The Court also found that some of the assistance suggested by the registrant on the appeal, such as that the hearing panel should have suggested the registrant cross-examine witnesses on purportedly inconsistent prior statements, was beyond the appropriate role of the adjudicator. Such an intervention would have involved the adjudicator usurping the responsibility of the registrant to present their own case and could compromise the adjudicator’s impartiality.

Because the assistance provided by this regulator was so extensive, it is difficult to ascertain what lesser amount of assistance would still be adequate. Regulators may wish to review the materials they now provide to self-represented litigants to put themselves in a strong position to respond to any future appeals of this nature. Also, regulators would be prudent to document the assistance they provide, especially outside of the hearing itself.
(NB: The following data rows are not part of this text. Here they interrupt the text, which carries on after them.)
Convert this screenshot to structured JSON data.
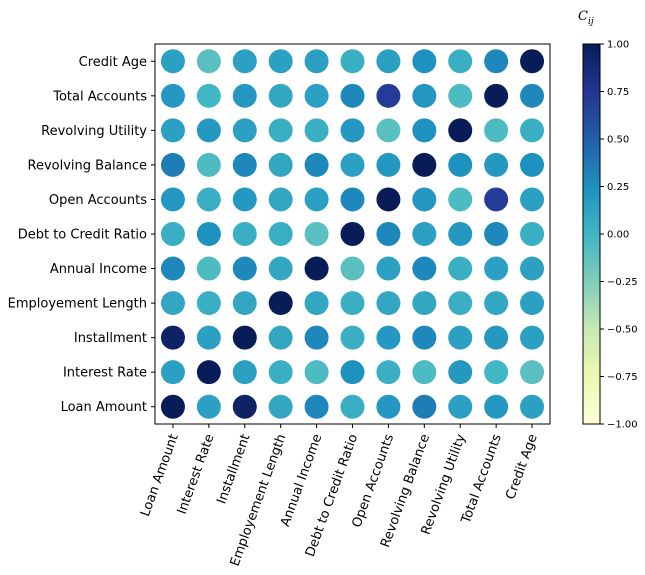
{
  "chart_data": {
    "type": "heatmap",
    "marker": "circle",
    "colormap": "YlGnBu",
    "colormap_stops": [
      "#ffffd9",
      "#edf8b1",
      "#c7e9b4",
      "#7fcdbb",
      "#41b6c4",
      "#1d91c0",
      "#225ea8",
      "#253494",
      "#081d58"
    ],
    "x_categories": [
      "Loan Amount",
      "Interest Rate",
      "Installment",
      "Employement Length",
      "Annual Income",
      "Debt to Credit Ratio",
      "Open Accounts",
      "Revolving Balance",
      "Revolving Utility",
      "Total Accounts",
      "Credit Age"
    ],
    "y_categories": [
      "Loan Amount",
      "Interest Rate",
      "Installment",
      "Employement Length",
      "Annual Income",
      "Debt to Credit Ratio",
      "Open Accounts",
      "Revolving Balance",
      "Revolving Utility",
      "Total Accounts",
      "Credit Age"
    ],
    "values": [
      [
        1.0,
        0.15,
        0.95,
        0.1,
        0.3,
        0.05,
        0.2,
        0.35,
        0.15,
        0.2,
        0.15
      ],
      [
        0.15,
        1.0,
        0.15,
        0.05,
        -0.05,
        0.25,
        0.05,
        -0.05,
        0.2,
        0.0,
        -0.1
      ],
      [
        0.95,
        0.15,
        1.0,
        0.1,
        0.3,
        0.05,
        0.2,
        0.3,
        0.15,
        0.2,
        0.15
      ],
      [
        0.1,
        0.05,
        0.1,
        1.0,
        0.1,
        0.05,
        0.1,
        0.1,
        0.05,
        0.1,
        0.15
      ],
      [
        0.3,
        -0.05,
        0.3,
        0.1,
        1.0,
        -0.1,
        0.15,
        0.3,
        0.05,
        0.15,
        0.15
      ],
      [
        0.05,
        0.25,
        0.05,
        0.05,
        -0.1,
        1.0,
        0.3,
        0.15,
        0.2,
        0.3,
        0.05
      ],
      [
        0.2,
        0.05,
        0.2,
        0.1,
        0.15,
        0.3,
        1.0,
        0.2,
        -0.05,
        0.7,
        0.15
      ],
      [
        0.35,
        -0.05,
        0.3,
        0.1,
        0.3,
        0.15,
        0.2,
        1.0,
        0.25,
        0.2,
        0.25
      ],
      [
        0.15,
        0.2,
        0.15,
        0.05,
        0.05,
        0.2,
        -0.1,
        0.25,
        1.0,
        -0.05,
        0.05
      ],
      [
        0.2,
        0.0,
        0.2,
        0.1,
        0.15,
        0.3,
        0.7,
        0.2,
        -0.05,
        1.0,
        0.3
      ],
      [
        0.15,
        -0.1,
        0.15,
        0.15,
        0.15,
        0.05,
        0.15,
        0.25,
        0.05,
        0.3,
        1.0
      ]
    ],
    "colorbar": {
      "title": "C_ij",
      "title_main": "C",
      "title_sub": "ij",
      "range": [
        -1.0,
        1.0
      ],
      "ticks": [
        1.0,
        0.75,
        0.5,
        0.25,
        0.0,
        -0.25,
        -0.5,
        -0.75,
        -1.0
      ],
      "tick_labels": [
        "1.00",
        "0.75",
        "0.50",
        "0.25",
        "0.00",
        "−0.25",
        "−0.50",
        "−0.75",
        "−1.00"
      ]
    },
    "title": "",
    "xlabel": "",
    "ylabel": "",
    "grid": false,
    "x_tick_rotation_deg": 70
  }
}
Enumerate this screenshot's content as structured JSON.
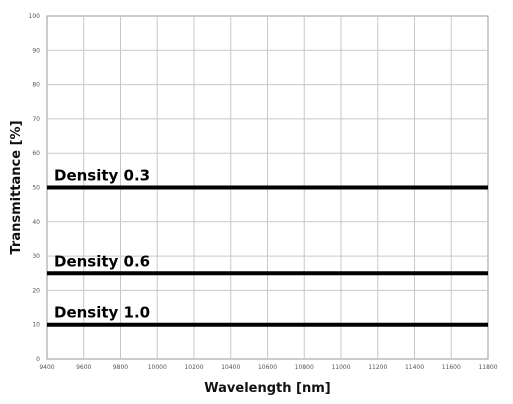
{
  "chart_data": {
    "type": "line",
    "xlabel": "Wavelength [nm]",
    "ylabel": "Transmittance [%]",
    "xlim": [
      9400,
      11800
    ],
    "ylim": [
      0,
      100
    ],
    "x_ticks": [
      9400,
      9600,
      9800,
      10000,
      10200,
      10400,
      10600,
      10800,
      11000,
      11200,
      11400,
      11600,
      11800
    ],
    "y_ticks": [
      0,
      10,
      20,
      30,
      40,
      50,
      60,
      70,
      80,
      90,
      100
    ],
    "grid": true,
    "series": [
      {
        "name": "Density 0.3",
        "x": [
          9400,
          11800
        ],
        "y": [
          50,
          50
        ]
      },
      {
        "name": "Density 0.6",
        "x": [
          9400,
          11800
        ],
        "y": [
          25,
          25
        ]
      },
      {
        "name": "Density 1.0",
        "x": [
          9400,
          11800
        ],
        "y": [
          10,
          10
        ]
      }
    ],
    "colors": {
      "line": "#000000",
      "grid": "#c8c8c8",
      "frame": "#9a9a9a"
    }
  }
}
Some other “hidden gems” in this decision include:

  • The Court found it unhelpful for the panel’s reasons to include a general finding of credibility for each witness in one part of the reasons and specific findings of credibility on each of the disputed allegations in other parts of their reasons. The latter was the most useful.
  • The Court was not concerned about the notice of hearing referring to the time period that the students were conducting their training where some of the allegations referred to behaviour after the training period. The registrant was not confused or misled about the nature and content of the allegations.
  • The Court gave significant deference to the sanction, including the five-month suspension, even though it was at the high end of the range and there were some mitigating factors.